I brought a version of this story to my writing workshop. Everyone hated the monkeys. Got it! The monkeys had to go. So what kind of detectives would kids find engaging? It somehow crossed my mind, wouldn't it be interesting if the detectives, the enforcers of justice, were the smallest animals on a farm? Little by little, the enforcers became mice, and at some point I started to play around with the idea of making them like the FBI. But what kind of enforcement would be needed on a farm? And that's when it hit me. Food enforcement. They would be MFIs, Missing Food Investigators. Hence, the creation of The Case of the Missing Carrot Cake, A Wilcox and Griswold Mystery.

At first, the story was a picture book. But my word counts were off the charts. They were around 1200-1600 words. I knew an editor would be hyperventilating if he/she saw the word counts. Playing with the line spacing, margins, fonts, etc. wouldn't help. (Although I can't say I didn't think of it.☺)

But I had no idea how to cut that many words and still write a mystery that was laden with clues, flushed out suspects, red herrings, etc. Then I went to one of the NJ SCBWI conferences. I had a one-on-one critique with the great, Sudipta Bardhan-Quallen. She told me, I'm paraphrasing a tad, but this is the gist of the conversation.

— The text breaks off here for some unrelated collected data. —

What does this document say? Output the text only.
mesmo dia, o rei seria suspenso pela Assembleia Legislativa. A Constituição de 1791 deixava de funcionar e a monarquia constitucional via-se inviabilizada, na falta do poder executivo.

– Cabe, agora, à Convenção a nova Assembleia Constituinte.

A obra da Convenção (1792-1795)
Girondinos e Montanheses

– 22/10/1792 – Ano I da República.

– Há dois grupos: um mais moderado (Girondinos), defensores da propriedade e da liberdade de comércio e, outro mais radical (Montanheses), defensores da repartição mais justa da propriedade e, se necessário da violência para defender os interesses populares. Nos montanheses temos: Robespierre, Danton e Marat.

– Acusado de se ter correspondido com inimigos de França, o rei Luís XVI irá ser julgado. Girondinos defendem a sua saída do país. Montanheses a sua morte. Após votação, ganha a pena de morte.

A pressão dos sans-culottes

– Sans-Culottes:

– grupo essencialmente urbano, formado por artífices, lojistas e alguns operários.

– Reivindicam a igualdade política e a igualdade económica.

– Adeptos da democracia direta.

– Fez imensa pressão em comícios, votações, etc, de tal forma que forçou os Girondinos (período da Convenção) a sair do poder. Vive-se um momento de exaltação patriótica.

"This is not a picture book."

Once again, I thought I was hearing things.

"This is a chapter book. Eight short chapters and you're done."

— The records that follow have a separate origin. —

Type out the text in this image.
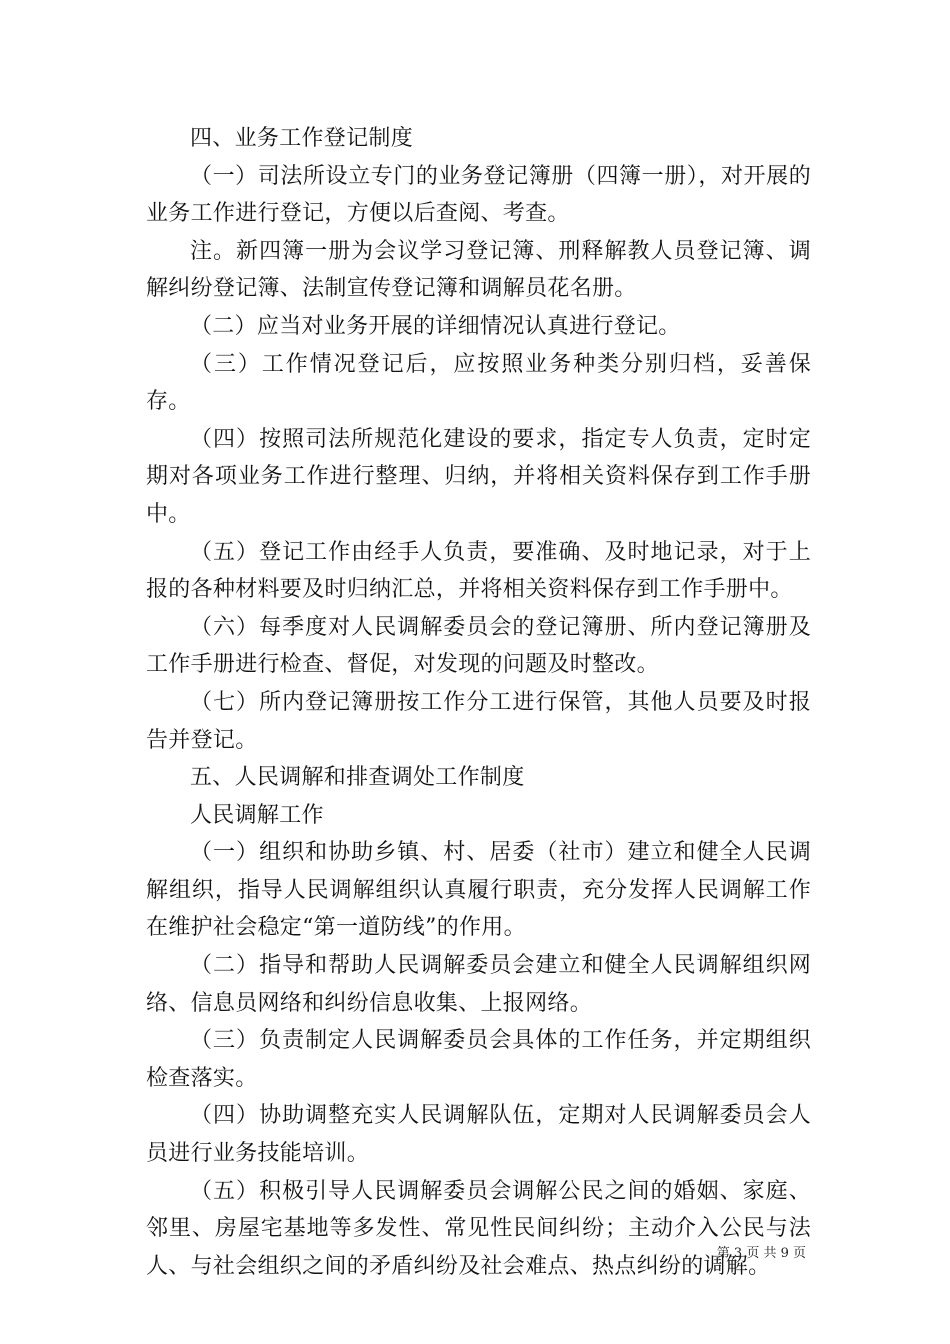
四、业务工作登记制度

（一）司法所设立专门的业务登记簿册（四簿一册），对开展的业务工作进行登记，方便以后查阅、考查。

注。新四簿一册为会议学习登记簿、刑释解教人员登记簿、调解纠纷登记簿、法制宣传登记簿和调解员花名册。

（二）应当对业务开展的详细情况认真进行登记。

（三）工作情况登记后，应按照业务种类分别归档，妥善保存。

（四）按照司法所规范化建设的要求，指定专人负责，定时定期对各项业务工作进行整理、归纳，并将相关资料保存到工作手册中。

（五）登记工作由经手人负责，要准确、及时地记录，对于上报的各种材料要及时归纳汇总，并将相关资料保存到工作手册中。

（六）每季度对人民调解委员会的登记簿册、所内登记簿册及工作手册进行检查、督促，对发现的问题及时整改。

（七）所内登记簿册按工作分工进行保管，其他人员要及时报告并登记。

五、人民调解和排查调处工作制度

人民调解工作

（一）组织和协助乡镇、村、居委（社市）建立和健全人民调解组织，指导人民调解组织认真履行职责，充分发挥人民调解工作在维护社会稳定“第一道防线”的作用。

（二）指导和帮助人民调解委员会建立和健全人民调解组织网络、信息员网络和纠纷信息收集、上报网络。

（三）负责制定人民调解委员会具体的工作任务，并定期组织检查落实。

（四）协助调整充实人民调解队伍，定期对人民调解委员会人员进行业务技能培训。

（五）积极引导人民调解委员会调解公民之间的婚姻、家庭、邻里、房屋宅基地等多发性、常见性民间纠纷；主动介入公民与法人、与社会组织之间的矛盾纠纷及社会难点、热点纠纷的调解。

第 3 页 共 9 页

It was as if a light bulb went off. I started rewriting it as an early chapter book. Back to my critique group for what must have been a gazillion rewrites before I sent it out. In 2012, I met my wonderful, stupendous agent, Liza Fleissig, from the Liza Royce Agency. I did a number of rewrites for Liza, and then a number of rewrites for Creston Books. My amazing, awesome editor and publisher, Marissa Moss, suggested I add more food metaphors, hype up the humor, leave more red herrings, and tighten the story. Her comments were spot on.

So, in a nutshell, that's pretty much how I ended up writing a mystery series. And I have to say, it is hands up and down the absolute best job in the universe!

1 Yes, I am that old. I did not own a cell phone. When I was in college I even used an electric typewriter during my freshman and sophomore years.